Mensagem por Autumn Hed.-Forchhammer em Qui Maio 26, 2016 12:11 pm

— Nothing to prove and I'm bulletproof and know what I'm doing. — A canção ressoava pelo carro, sendo acompanhada pela voz da loira. Mantinha o olhar na estrada, dirigindo o carro vermelho com maestria pelas ruas de New Orleans, olhando no gps o tempo todo para ter certeza que estava no caminho certo. O convite para a festa em St. Harris fez Autumn gargalhar ao recebê-lo, deixando as garotas da Kappa Kappa Tau um tanto aflitas, pensando que ela iria surtar.

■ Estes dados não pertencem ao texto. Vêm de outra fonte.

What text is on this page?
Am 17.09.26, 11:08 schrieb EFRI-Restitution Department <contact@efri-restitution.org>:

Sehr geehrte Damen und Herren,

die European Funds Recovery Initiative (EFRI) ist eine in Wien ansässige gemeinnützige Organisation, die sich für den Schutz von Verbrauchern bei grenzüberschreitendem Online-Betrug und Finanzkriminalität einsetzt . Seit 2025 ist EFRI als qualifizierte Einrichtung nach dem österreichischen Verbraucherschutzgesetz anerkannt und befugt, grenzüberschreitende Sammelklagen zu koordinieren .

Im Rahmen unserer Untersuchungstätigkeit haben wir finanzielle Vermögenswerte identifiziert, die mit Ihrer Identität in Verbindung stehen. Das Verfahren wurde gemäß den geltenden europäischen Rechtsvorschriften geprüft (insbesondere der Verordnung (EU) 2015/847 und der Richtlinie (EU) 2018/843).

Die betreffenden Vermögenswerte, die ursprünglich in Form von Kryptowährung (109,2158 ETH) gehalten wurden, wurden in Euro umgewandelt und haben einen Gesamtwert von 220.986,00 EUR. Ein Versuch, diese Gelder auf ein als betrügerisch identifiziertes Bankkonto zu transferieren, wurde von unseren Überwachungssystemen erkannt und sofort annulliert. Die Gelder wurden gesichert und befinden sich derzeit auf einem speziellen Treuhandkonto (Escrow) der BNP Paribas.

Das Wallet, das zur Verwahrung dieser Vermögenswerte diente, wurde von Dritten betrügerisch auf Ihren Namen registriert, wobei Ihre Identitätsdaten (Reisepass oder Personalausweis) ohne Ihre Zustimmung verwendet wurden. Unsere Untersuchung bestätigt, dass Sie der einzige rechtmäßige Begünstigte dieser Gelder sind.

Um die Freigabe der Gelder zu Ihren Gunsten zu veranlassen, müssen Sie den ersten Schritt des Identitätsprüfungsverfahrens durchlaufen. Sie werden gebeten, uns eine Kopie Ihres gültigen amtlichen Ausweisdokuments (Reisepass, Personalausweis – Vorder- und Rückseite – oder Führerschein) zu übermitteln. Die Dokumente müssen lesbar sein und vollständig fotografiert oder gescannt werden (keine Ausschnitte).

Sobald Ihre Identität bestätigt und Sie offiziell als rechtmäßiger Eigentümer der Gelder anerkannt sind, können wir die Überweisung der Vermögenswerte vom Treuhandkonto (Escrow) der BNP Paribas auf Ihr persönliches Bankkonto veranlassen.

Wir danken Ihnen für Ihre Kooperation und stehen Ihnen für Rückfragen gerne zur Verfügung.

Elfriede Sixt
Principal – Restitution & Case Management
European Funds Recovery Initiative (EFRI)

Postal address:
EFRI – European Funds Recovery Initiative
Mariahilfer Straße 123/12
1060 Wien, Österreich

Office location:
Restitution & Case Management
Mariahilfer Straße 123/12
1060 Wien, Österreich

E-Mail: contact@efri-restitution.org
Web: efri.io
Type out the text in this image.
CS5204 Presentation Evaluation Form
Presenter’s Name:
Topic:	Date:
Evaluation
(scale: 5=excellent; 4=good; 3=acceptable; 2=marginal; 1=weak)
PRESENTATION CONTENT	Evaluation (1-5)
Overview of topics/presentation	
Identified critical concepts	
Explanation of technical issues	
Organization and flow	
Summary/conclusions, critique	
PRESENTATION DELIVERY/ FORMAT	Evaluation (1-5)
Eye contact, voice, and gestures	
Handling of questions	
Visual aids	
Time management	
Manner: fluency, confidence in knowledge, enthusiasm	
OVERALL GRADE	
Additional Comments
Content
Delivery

Já devidamente vestida e maquiada, chegou a Saint Harris, descendo do veículo da maneira mais estilosa possível enquanto segurava a pequena bolsa branca. Bateu a porta da Ferrari, mandando beijinho para os homens do outro lado da rua, soltando uma risada irônica enquanto entrava na academia.

Foi diretamente até a piscina, olhando todos que já estavam presentes. Deu um largo sorriso malicioso e foi até o bar, subindo no mesmo. — Wanheda is back, bitches. — Seu grito chamou atenção de todos presentes, que riram e voltaram a suas atividades. Desceu rapidamente, sentando-se em um dos banquinhos.

Pediu um drink qualquer para o barman, observando as pessoas que considerava mais interessantes que as outras.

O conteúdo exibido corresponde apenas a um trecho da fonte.